Furthermore, as stated in the previous Office action and reiterated above, the specification states that harmless resident gut bacteria become pathogenic when exposed to genes for shiga toxin [see page 16, lines 4-5]. In addition, the claims nor the specification provide specific examples of bacteria of the human gut microbiome that are “resident, non-pathogenic”. The specification at pages 19-20 state that VLPs from feces of one mouse were able to restore bacterial populations of the gut of a mouse that was induced to have dysbiosis of the gastrointestinal tract. This process relied on VLPs targeting bacterial overgrowth of what appears to be resident, non-pathogenic bacteria of the murine gut microbome. This information from the specification is being used to help interpret the claimed invention, which would appear to include bacteriophages specific for resident bacteria of a human gut that under normal, healthy conditions are non-pathogenic, but when exposed to a toxin or environmental stress may become pathogenic. [emphasis added] Therefore, the gut microbome at times may possess bacteria that are not harmful, but under times of stress (hormonal or environmental), those same bacteria can adapt and cause gastrointestinal issues. While Deaton et al. refer to harmful bacteria being the target of their bacteriophages, such bacteria may be resident and non-pathogenic when the gut is in homeostatis. Furthermore, in response to applicant’s statement that the claimed VLPs are not targeted to specifically infect any particular species and the VLPs have a broad spectrum of activity [see section 5 of arguments of declaration], the Examiner disagrees since the nature of each VLP (in this case bacteriophages) are capable of infecting a specific host. This selective infection or tropism is due to each virus particle binding to receptor or ligand on the surface of the target bacteria. A mixture of heterologous bacteriophages would be capable of infection a broad spectrum of bacteria, but each bacteriophage would be restricted to infecting a smaller grouping of bacteria. Therefore, applicant’s declaration is insufficient to overcome the 35 USC 102(a)(1) rejection.
Lastly, argue that the Examiner is misinterpreting the claim limitation of what it means to be non-pathogenic and that the definition the Examiner is providing is not consistent with the term by those of ordinary skill in the art. The claim limitation of “resident, non-pathogenic” is mentions once in the specification at page 5, line 12. Specific examples of what bacteria meet this limitation are not provided. However, with regard to what constitutes a resident, non-pathogenic bacteria, the specification does say that environmental factors have a big impact on the behavior of these resident, non-pathogenic bacteria. For example, the specification at page 16, lines 3-5 states “For example, presence of genes for shiga toxin in the metagenome can make otherwise harmless resident gut bacteria become pathogenic.”; Page 15, lines 22-23, states “Dysbiosis is ultimately a change in the composition of the microbiome. The compositional change promotes pathogenic behavior of the microbiome's members.”. The “members” mention in this text appear to include resident bacteria, which can become pathogenic if a host is experiencing Dysbiosis, and applicants also refer to diets high in fat being a cause of dysbiosis (see abridging paragraph of pages 14-15). Applicant’s working example reflects how a diet change can cause a shift in resident, non-pathogenic bacteria in the gut as they fed laboratory mice a high fat diet for 30-days because it was suspected that bacterial populations of different types would shift due to this diet. However, the working example makes no mention of new bacteria being given to the mice that would introduce pathogenic bacteria into the gut. Therefore, it is the Examiner’s interpretation of the specification that resident, non-pathogenic bacteria can turn pathogenic if the host experiences extreme stress or dietary changes or exposure to select toxins, for example.
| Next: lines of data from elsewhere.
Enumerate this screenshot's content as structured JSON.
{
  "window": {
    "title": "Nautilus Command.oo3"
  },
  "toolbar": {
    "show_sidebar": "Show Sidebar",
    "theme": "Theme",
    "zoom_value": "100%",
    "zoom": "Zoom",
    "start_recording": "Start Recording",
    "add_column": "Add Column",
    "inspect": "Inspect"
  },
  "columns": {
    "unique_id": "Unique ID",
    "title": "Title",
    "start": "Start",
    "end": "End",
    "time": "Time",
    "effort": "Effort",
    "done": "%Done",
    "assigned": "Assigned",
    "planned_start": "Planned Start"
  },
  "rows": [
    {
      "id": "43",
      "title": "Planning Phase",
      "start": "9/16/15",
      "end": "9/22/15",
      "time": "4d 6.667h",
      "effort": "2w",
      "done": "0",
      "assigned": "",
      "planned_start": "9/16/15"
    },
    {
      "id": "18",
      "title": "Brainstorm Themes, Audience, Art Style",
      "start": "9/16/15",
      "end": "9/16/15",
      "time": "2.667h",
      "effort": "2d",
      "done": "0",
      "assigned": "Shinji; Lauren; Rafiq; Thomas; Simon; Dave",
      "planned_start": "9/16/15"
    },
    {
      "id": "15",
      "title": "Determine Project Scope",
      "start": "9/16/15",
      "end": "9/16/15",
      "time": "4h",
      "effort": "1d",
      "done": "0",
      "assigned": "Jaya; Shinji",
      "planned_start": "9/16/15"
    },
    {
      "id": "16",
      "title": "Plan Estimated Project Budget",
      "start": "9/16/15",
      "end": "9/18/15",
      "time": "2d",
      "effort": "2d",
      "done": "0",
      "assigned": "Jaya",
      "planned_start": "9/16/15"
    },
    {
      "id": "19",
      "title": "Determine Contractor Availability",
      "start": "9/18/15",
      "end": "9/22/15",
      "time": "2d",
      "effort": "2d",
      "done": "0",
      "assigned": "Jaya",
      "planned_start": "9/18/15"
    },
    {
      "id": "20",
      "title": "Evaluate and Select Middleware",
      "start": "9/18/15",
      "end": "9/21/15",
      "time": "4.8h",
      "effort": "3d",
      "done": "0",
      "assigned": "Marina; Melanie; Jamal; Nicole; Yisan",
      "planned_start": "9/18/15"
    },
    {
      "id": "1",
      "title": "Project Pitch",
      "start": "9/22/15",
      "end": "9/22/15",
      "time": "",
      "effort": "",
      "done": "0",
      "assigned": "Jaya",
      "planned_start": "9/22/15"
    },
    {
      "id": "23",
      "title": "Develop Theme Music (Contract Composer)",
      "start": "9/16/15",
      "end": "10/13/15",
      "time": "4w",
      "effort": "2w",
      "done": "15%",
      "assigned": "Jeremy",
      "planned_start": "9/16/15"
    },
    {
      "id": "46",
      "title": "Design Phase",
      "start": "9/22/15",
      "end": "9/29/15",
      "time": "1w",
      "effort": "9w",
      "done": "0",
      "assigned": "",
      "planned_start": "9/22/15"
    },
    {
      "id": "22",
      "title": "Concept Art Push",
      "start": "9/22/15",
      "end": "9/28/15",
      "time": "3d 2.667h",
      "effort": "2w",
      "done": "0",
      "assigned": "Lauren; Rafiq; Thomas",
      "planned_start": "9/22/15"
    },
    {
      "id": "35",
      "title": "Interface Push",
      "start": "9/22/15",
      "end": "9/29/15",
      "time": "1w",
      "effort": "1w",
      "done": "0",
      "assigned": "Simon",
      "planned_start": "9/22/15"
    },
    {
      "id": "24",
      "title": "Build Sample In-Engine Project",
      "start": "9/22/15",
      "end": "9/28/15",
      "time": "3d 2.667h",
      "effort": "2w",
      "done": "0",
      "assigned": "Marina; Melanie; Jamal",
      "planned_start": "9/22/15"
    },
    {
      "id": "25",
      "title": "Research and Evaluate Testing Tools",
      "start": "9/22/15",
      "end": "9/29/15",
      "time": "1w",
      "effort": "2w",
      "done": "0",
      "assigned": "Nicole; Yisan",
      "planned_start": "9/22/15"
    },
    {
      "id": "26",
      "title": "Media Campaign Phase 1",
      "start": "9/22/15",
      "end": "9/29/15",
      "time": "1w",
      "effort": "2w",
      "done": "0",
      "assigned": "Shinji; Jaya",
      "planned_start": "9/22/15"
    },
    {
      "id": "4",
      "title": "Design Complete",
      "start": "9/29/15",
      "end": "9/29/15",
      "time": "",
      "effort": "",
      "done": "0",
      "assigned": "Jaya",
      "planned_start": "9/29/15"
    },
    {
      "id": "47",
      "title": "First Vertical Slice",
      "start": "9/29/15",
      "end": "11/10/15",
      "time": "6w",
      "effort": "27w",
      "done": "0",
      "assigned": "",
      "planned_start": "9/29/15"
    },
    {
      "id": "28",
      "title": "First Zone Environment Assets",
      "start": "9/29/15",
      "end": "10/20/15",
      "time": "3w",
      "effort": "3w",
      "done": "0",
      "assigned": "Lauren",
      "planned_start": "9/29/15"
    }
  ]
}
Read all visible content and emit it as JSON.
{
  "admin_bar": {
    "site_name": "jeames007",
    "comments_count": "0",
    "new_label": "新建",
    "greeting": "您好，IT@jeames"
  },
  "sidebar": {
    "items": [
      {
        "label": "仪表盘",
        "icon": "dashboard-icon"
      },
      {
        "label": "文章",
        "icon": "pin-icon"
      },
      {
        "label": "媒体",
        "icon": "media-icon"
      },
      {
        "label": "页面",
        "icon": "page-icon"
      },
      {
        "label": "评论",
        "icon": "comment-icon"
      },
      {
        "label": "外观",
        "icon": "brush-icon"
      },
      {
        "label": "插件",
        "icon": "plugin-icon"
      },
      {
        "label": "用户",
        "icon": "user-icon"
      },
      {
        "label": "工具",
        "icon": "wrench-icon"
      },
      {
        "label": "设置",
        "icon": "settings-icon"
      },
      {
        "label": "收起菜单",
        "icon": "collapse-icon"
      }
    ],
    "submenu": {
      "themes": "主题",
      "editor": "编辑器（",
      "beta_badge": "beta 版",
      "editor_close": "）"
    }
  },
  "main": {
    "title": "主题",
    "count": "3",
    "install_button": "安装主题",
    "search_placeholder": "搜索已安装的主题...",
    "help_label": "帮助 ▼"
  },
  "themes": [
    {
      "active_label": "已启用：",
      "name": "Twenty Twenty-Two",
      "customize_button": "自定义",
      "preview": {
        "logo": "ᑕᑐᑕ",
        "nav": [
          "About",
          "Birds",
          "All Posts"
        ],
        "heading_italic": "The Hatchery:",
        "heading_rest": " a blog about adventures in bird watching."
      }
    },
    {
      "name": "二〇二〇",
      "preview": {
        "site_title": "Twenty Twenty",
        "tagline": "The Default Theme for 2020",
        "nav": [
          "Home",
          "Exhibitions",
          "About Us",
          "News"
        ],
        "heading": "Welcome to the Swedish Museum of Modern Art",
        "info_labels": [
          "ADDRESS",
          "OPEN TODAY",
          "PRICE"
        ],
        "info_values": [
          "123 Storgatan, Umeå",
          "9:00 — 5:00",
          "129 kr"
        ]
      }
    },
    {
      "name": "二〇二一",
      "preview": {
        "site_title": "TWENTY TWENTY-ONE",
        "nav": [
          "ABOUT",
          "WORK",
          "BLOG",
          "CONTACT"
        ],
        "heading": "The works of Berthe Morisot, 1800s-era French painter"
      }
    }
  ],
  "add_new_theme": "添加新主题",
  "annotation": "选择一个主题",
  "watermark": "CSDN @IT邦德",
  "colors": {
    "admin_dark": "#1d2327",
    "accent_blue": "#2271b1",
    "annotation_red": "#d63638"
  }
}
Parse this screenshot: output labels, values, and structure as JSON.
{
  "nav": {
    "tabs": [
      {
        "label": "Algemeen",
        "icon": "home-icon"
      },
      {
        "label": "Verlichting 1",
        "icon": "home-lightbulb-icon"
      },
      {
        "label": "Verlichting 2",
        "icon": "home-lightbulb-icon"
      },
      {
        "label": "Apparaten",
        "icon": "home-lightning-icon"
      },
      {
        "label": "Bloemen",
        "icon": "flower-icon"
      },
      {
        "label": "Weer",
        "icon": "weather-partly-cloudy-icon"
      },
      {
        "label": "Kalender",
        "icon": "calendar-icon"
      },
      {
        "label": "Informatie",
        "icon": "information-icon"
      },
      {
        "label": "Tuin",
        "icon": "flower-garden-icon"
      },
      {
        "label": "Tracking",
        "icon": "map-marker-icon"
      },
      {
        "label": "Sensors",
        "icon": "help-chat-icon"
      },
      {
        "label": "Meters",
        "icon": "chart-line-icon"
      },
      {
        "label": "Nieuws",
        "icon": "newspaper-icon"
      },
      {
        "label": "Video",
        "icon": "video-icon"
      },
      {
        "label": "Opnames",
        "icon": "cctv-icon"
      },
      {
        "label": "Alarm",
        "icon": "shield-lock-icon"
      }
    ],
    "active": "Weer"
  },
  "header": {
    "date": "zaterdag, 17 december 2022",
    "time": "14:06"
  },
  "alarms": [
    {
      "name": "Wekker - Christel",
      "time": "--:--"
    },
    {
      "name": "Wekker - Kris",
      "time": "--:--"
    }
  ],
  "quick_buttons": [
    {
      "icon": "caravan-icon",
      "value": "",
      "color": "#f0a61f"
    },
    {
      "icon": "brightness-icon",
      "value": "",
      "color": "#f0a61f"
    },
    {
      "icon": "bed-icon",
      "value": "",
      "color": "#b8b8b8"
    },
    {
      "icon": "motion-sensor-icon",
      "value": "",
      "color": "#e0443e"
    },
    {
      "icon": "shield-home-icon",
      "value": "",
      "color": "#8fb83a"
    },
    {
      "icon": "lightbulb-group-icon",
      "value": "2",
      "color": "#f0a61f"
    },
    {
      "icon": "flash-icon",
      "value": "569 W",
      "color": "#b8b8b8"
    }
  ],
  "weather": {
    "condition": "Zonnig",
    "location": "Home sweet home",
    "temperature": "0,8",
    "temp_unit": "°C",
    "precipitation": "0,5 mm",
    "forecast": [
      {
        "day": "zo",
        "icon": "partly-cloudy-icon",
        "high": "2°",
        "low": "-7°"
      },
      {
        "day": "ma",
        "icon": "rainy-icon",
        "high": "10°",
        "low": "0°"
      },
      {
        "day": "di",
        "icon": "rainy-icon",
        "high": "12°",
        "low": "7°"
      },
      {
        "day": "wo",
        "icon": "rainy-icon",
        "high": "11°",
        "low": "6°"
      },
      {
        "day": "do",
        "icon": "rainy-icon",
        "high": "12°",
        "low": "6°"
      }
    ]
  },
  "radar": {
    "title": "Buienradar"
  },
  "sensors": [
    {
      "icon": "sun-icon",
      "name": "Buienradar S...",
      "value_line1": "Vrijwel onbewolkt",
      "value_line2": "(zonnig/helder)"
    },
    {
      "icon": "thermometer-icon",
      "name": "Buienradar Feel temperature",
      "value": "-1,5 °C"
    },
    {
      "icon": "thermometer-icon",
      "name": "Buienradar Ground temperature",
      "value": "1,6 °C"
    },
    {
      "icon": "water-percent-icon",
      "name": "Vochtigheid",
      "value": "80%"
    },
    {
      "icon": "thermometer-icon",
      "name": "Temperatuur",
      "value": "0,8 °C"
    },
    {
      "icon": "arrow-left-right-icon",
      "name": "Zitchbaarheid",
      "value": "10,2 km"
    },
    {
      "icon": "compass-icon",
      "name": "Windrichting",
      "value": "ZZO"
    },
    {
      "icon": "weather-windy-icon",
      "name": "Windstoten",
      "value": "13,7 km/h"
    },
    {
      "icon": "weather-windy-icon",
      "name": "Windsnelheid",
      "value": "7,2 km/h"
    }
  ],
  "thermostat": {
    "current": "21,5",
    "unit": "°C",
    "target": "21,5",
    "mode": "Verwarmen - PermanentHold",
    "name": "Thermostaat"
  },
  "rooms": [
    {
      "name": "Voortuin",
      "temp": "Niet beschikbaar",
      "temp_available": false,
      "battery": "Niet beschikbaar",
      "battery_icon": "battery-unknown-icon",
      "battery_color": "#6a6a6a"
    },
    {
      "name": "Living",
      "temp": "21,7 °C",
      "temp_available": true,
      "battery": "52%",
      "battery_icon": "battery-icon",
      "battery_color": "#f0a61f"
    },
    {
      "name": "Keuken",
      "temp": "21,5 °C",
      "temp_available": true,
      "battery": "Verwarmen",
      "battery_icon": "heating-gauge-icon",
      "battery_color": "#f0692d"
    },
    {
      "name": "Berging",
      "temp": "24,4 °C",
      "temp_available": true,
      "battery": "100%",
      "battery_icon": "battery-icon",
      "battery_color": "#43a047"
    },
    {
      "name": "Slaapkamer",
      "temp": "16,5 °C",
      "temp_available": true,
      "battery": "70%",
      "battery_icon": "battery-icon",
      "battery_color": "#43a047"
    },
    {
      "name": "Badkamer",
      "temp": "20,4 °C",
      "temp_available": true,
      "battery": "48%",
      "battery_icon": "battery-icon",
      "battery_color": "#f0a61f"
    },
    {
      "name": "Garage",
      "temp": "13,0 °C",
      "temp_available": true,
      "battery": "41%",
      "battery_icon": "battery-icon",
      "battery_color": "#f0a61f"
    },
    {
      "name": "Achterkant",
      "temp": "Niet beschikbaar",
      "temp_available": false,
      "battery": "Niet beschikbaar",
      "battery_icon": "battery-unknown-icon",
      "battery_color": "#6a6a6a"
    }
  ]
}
This rejection is maintained for reasons of record.
Conclusion
No claims are allowed.
THIS ACTION IS MADE FINAL. Applicant is reminded of the extension of time policy as set forth in 37 CFR 1.136(a).
A shortened statutory period for reply to this final action is set to expire THREE MONTHS from the mailing date of this action. In the event a first reply is filed within TWO MONTHS of the mailing date of this final action and the advisory action is not mailed until after the end of the THREE-MONTH shortened statutory period, then the shortened statutory period will expire on the date the advisory action is mailed, and any nonprovisional extension fee (37 CFR 1.17(a)) pursuant to 37 CFR 1.136(a) will be calculated from the mailing date of the advisory action. In no event, however, will the statutory period for reply expire later than SIX MONTHS from the mailing date of this final action.
Any inquiry concerning this communication or earlier communications from the examiner should be directed to BENJAMIN P BLUMEL whose telephone number is (571)272-4960. The examiner can normally be reached M-F 8-5 EST.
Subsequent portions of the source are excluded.